Chief Executive Carrie Lam said the Education Bureau had a responsibility to safeguard education, supporting the Bureau’s deregistration of a primary school teacher who was accused of professional misconduct by “promoting independence” in a worksheet designed for students.
Speaking to media this morning (6 October), Lam said that it was the first time ever for a teacher being deregistered for professional misconduct under to the Education Ordinance, pledging more actions to come for removing “black sheep in the education sector” because the city’s education can no longer be out of control like “a chicken coop without a flap”.
In September last year, pro-Beijing newspaper Ta Kung Pao reported on a worksheet widespread online, as the worksheet was accused of promoting Hong Kong independence. It was reported that the worksheet was given to the Primary Five students at Alliance Primary School Kowloon Tong in March 2019.

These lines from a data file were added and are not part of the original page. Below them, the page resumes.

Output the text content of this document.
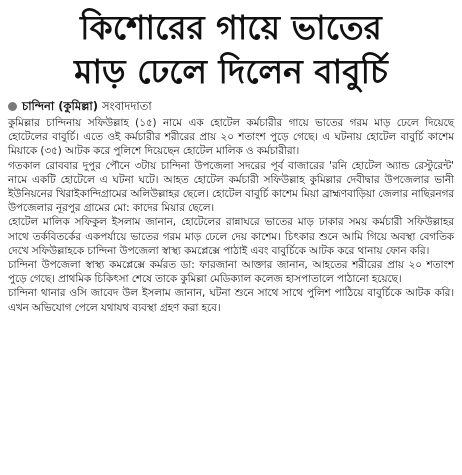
কিশোরের গায়ে ভাতের
মাড় ঢেলে দিলেন বাবুর্চি
চান্দিনা (কুমিল্লা) সংবাদদাতা

কুমিল্লার চান্দিনায় সফিউল্লাহ (১৫) নামে এক হোটেল কর্মচারীর গায়ে ভাতের গরম মাড় ঢেলে দিয়েছে হোটেলের বাবুর্চি। এতে ওই কর্মচারীর শরীরের প্রায় ২০ শতাংশ পুড়ে গেছে। এ ঘটনায় হোটেল বাবুর্চি কাশেম মিয়াকে (৩৫) আটক করে পুলিশে দিয়েছেন হোটেল মালিক ও কর্মচারীরা।

গতকাল রোববার দুপুর পৌনে ৩টায় চান্দিনা উপজেলা সদরের পূর্ব বাজারের 'রনি হোটেল অ্যান্ড রেস্টুরেন্ট' নামে একটি হোটেলে এ ঘটনা ঘটে। আহত হোটেল কর্মচারী সফিউল্লাহ কুমিল্লার দেবীদ্বার উপজেলার ভানী ইউনিয়নের খিরাইকান্দিগ্রামের অলিউল্লাহর ছেলে। হোটেল বাবুর্চি কাশেম মিয়া ব্রাহ্মণবাড়িয়া জেলার নাছিরনগর উপজেলার নূরপুর গ্রামের মো: কাদের মিয়ার ছেলে।

হোটেল মালিক সফিকুল ইসলাম জানান, হোটেলের রান্নাঘরে ভাতের মাড় ঢাকার সময় কর্মচারী সফিউল্লাহর সাথে তর্কবিতর্কের একপর্যায়ে ভাতের গরম মাড় ঢেলে দেয় কাশেম। চিৎকার শুনে আমি গিয়ে অবস্থা বেগতিক দেখে সফিউল্লাহকে চান্দিনা উপজেলা স্বাস্থ্য কমপ্লেক্সে পাঠাই এবং বাবুর্চিকে আটক করে থানায় ফোন করি।

চান্দিনা উপজেলা স্বাস্থ্য কমপ্লেক্সে কর্মরত ডা: ফারজানা আক্তার জানান, আহতের শরীরের প্রায় ২০ শতাংশ পুড়ে গেছে। প্রাথমিক চিকিৎসা শেষে তাকে কুমিল্লা মেডিক্যাল কলেজ হাসপাতালে পাঠানো হয়েছে।

চান্দিনা থানার ওসি জাবেদ উল ইসলাম জানান, ঘটনা শুনে সাথে সাথে পুলিশ পাঠিয়ে বাবুর্চিকে আটক করি। এখন অভিযোগ পেলে যথাযথ ব্যবস্থা গ্রহণ করা হবে।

Questions like “what do you think is freedom of speech?”, “what will happen if Hong Kong no longer enjoys freedom of speech?” were being asked on the worksheet, and students were required to give the reasons for suggesting Hong Kong’s independence with reference to a RTHK programme.
Lam commented that the punishment was a serious one which would affect the teacher’s lifelong career. She believed that the Education Bureau arrived at this decision after a careful and serious investigation of the case. She has asked the Secretary for Education to hold a press conference to further explain the Bureau’s action.
Lam emphasized that the government could not shun away from its responsibilities in education, including acting as a “gatekeeper” in promoting to the next generation concepts of nationhood, social responsibilities, values of Hong Kong and global perspectives. She also stated that the government plays a vital role in the different areas of education, from the education system, syllabus, teacher training to student evaluation.
Lam reiterated that Hong Kong’s education cannot be out of control like “a chicken coop without a flap”, and that the gatekeepers should not be limited to the government but also the senior management of the education sector, in order to prevent schools from becoming political and being used for spreading rumours.
Lam indicated her support for the Education Bureau in handling complaints against teachers in the past year, stressing that the authorities have handled these cases with evidence and in a systematic way. She said that such work will continue, in order to single out those “black sheep in the education sector”. She believed that those who aimed to destroy peace in campuses and to make schools a political ground were far and few between, and hoped that the general public not to be misled.
Condemning the government’s move, Hong Kong Professional Teachers’ Union said that the teacher’s deregistration “is the most serious sentence to Hong Kong’s education,” while the procedure was unjust and the outcome was unreasonable. The Union said they would help the teacher to appeal against the case, as the accusation to the teacher of promoting independence was “far from the truth”.